Predicting algorithm of attC site based on combination optimization strategy
Published in Connection Science, 2022
Zhendong Liu, Xi Chen, Dongyan Li, Xinrong Lv, Mengying Qin, Ke Bai, Zhiqiang He, Yurong Yang, Xiaofeng Li, Qionghai Dai
Gene recombination is a way that organisms use recombinase to recombine different genes to produce new genotype individuals. It is widely present in prokaryotes and has important meanings such as maintaining biological genetic diversity and promoting biological evolution (Epum & Haber, 2022). Common recombination includes: homologous recombination, translocation recombination and site-specific recombination.

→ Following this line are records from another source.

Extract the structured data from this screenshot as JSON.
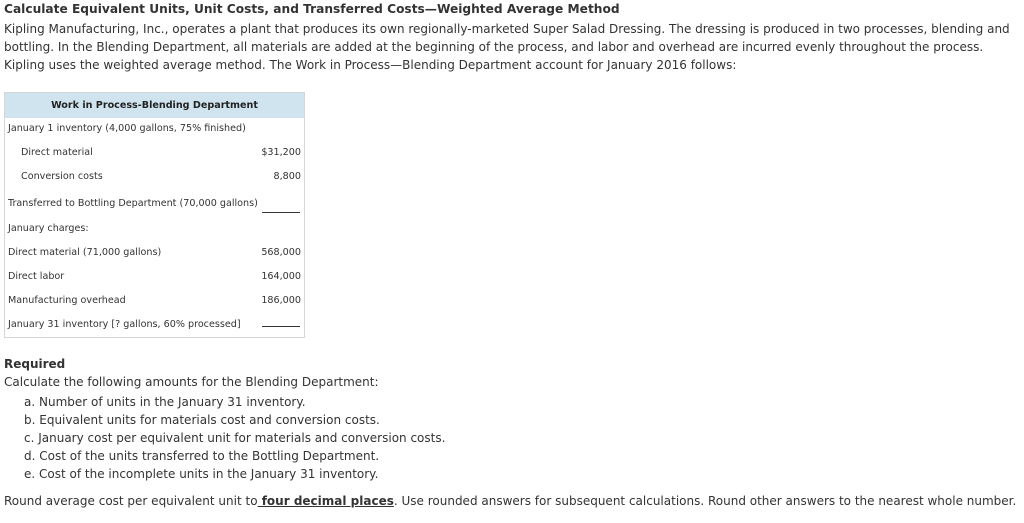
{
  "title": "Calculate Equivalent Units, Unit Costs, and Transferred Costs—Weighted Average Method",
  "intro": "Kipling Manufacturing, Inc., operates a plant that produces its own regionally-marketed Super Salad Dressing. The dressing is produced in two processes, blending and bottling. In the Blending Department, all materials are added at the beginning of the process, and labor and overhead are incurred evenly throughout the process. Kipling uses the weighted average method. The Work in Process—Blending Department account for January 2016 follows:",
  "table": {
    "header": "Work in Process-Blending Department",
    "rows": [
      {
        "label": "January 1 inventory (4,000 gallons, 75% finished)",
        "amount": ""
      },
      {
        "label": "Direct material",
        "amount": "$31,200"
      },
      {
        "label": "Conversion costs",
        "amount": "8,800"
      },
      {
        "label": "Transferred to Bottling Department (70,000 gallons)",
        "amount": ""
      },
      {
        "label": "January charges:",
        "amount": ""
      },
      {
        "label": "Direct material (71,000 gallons)",
        "amount": "568,000"
      },
      {
        "label": "Direct labor",
        "amount": "164,000"
      },
      {
        "label": "Manufacturing overhead",
        "amount": "186,000"
      },
      {
        "label": "January 31 inventory [? gallons, 60% processed]",
        "amount": ""
      }
    ]
  },
  "required": {
    "heading": "Required",
    "intro": "Calculate the following amounts for the Blending Department:",
    "items": [
      "a. Number of units in the January 31 inventory.",
      "b. Equivalent units for materials cost and conversion costs.",
      "c. January cost per equivalent unit for materials and conversion costs.",
      "d. Cost of the units transferred to the Bottling Department.",
      "e. Cost of the incomplete units in the January 31 inventory."
    ]
  },
  "rounding": {
    "before": "Round average cost per equivalent unit to",
    "emphasis": " four decimal places",
    "after": ". Use rounded answers for subsequent calculations. Round other answers to the nearest whole number."
  }
}
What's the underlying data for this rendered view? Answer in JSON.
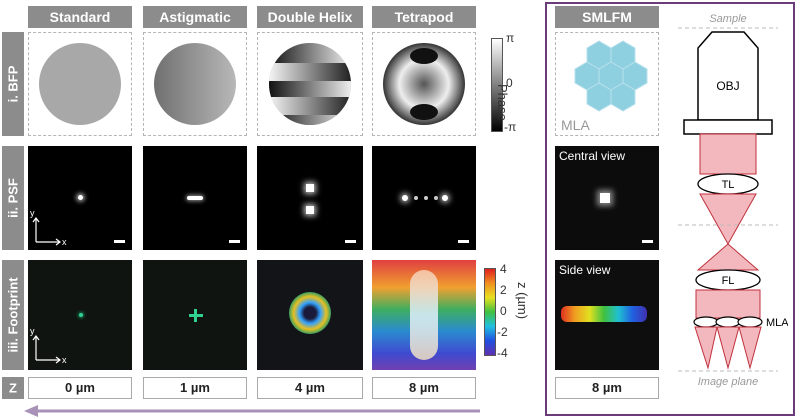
{
  "columns": [
    {
      "title": "Standard",
      "z": "0 µm"
    },
    {
      "title": "Astigmatic",
      "z": "1 µm"
    },
    {
      "title": "Double Helix",
      "z": "4 µm"
    },
    {
      "title": "Tetrapod",
      "z": "8 µm"
    }
  ],
  "rows": {
    "bfp": "i. BFP",
    "psf": "ii. PSF",
    "footprint": "iii. Footprint",
    "z": "Z"
  },
  "phase_bar": {
    "label": "Phase",
    "ticks": [
      "π",
      "0",
      "-π"
    ]
  },
  "z_bar": {
    "label": "z (µm)",
    "ticks": [
      "4",
      "2",
      "0",
      "-2",
      "-4"
    ]
  },
  "axes": {
    "y": "y",
    "x": "x"
  },
  "smlfm": {
    "title": "SMLFM",
    "mla_label": "MLA",
    "central_view": "Central view",
    "side_view": "Side view",
    "z": "8 µm"
  },
  "optics": {
    "sample": "Sample",
    "obj": "OBJ",
    "tl": "TL",
    "fl": "FL",
    "mla": "MLA",
    "image_plane": "Image plane"
  },
  "colors": {
    "frame": "#6a3d7a",
    "header": "#8c8c8c",
    "beam": "#f2b8be",
    "beam_edge": "#c0303c",
    "lens": "#8ecfe0"
  }
}
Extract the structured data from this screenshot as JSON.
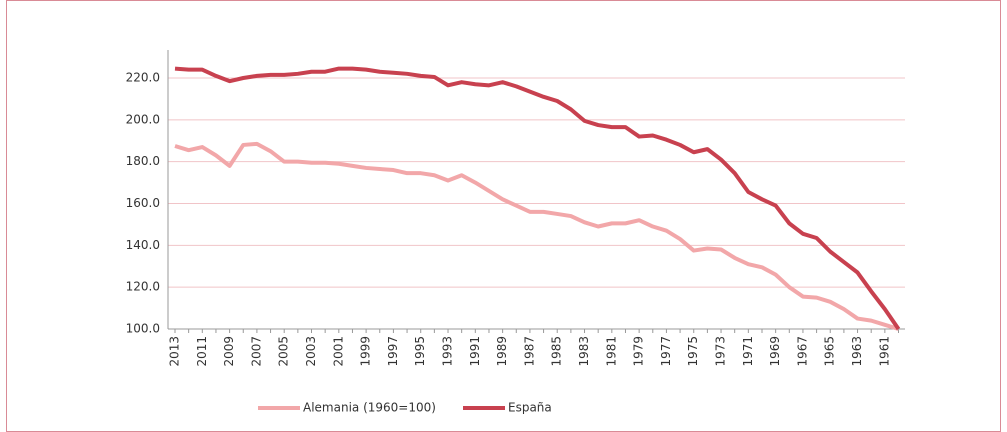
{
  "chart_data": {
    "type": "line",
    "categories": [
      "2013",
      null,
      "2011",
      null,
      "2009",
      null,
      "2007",
      null,
      "2005",
      null,
      "2003",
      null,
      "2001",
      null,
      "1999",
      null,
      "1997",
      null,
      "1995",
      null,
      "1993",
      null,
      "1991",
      null,
      "1989",
      null,
      "1987",
      null,
      "1985",
      null,
      "1983",
      null,
      "1981",
      null,
      "1979",
      null,
      "1977",
      null,
      "1975",
      null,
      "1973",
      null,
      "1971",
      null,
      "1969",
      null,
      "1967",
      null,
      "1965",
      null,
      "1963",
      null,
      "1961",
      null
    ],
    "series": [
      {
        "name": "Alemania (1960=100)",
        "color": "#f2a7a9",
        "values": [
          187.5,
          185.5,
          187,
          183,
          178,
          188,
          188.5,
          185,
          180,
          180,
          179.5,
          179.5,
          179,
          178,
          177,
          176.5,
          176,
          174.5,
          174.5,
          173.5,
          171,
          173.5,
          170,
          166,
          162,
          159,
          156,
          156,
          155,
          154,
          151,
          149,
          150.5,
          150.5,
          152,
          149,
          147,
          143,
          137.5,
          138.5,
          138,
          134,
          131,
          129.5,
          126,
          120,
          115.5,
          115,
          113,
          109.5,
          105,
          104,
          102,
          100
        ]
      },
      {
        "name": "España",
        "color": "#c8414f",
        "values": [
          224.5,
          224,
          224,
          221,
          218.5,
          220,
          221,
          221.5,
          221.5,
          222,
          223,
          223,
          224.5,
          224.5,
          224,
          223,
          222.5,
          222,
          221,
          220.5,
          216.5,
          218,
          217,
          216.5,
          218,
          216,
          213.5,
          211,
          209,
          205,
          199.5,
          197.5,
          196.5,
          196.5,
          192,
          192.5,
          190.5,
          188,
          184.5,
          186,
          181,
          174.5,
          165.5,
          162,
          159,
          150.5,
          145.5,
          143.5,
          137,
          132,
          127,
          118,
          109.5,
          100
        ]
      }
    ],
    "ylim": [
      100,
      226
    ],
    "yticks": [
      {
        "value": 100,
        "label": "100.0"
      },
      {
        "value": 120,
        "label": "120.0"
      },
      {
        "value": 140,
        "label": "140.0"
      },
      {
        "value": 160,
        "label": "160.0"
      },
      {
        "value": 180,
        "label": "180.0"
      },
      {
        "value": 200,
        "label": "200.0"
      },
      {
        "value": 220,
        "label": "220.0"
      }
    ],
    "grid": true,
    "legend": "bottom"
  }
}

Currently, with the development of site-specific recombination systems, site-specific recombination technology has been extensively used in various biological genetic engineering operations, especially in higher eukaryotes (Bessen et al., 2019; Häcker et al., 2017). Site-specific recombination refers to the integration, excision and transformation of DNA fragments between specific sites, which is catalysed by integron integrase. This type of recombination is associated with specific DNA sequences in bacteriophages and bacteria, and the reaction always involves two DNA-specific sites. However, these two specific sites usually have very similar or even exactly the same DNA sequences. Such sequence-level constraints restrict efficient recombination between the two sites (Tian & Zhou, 2021). Therefore, in order to solve the problem of sequence constraints, it is necessary to study the structure of specific recombination sites in the recombination system.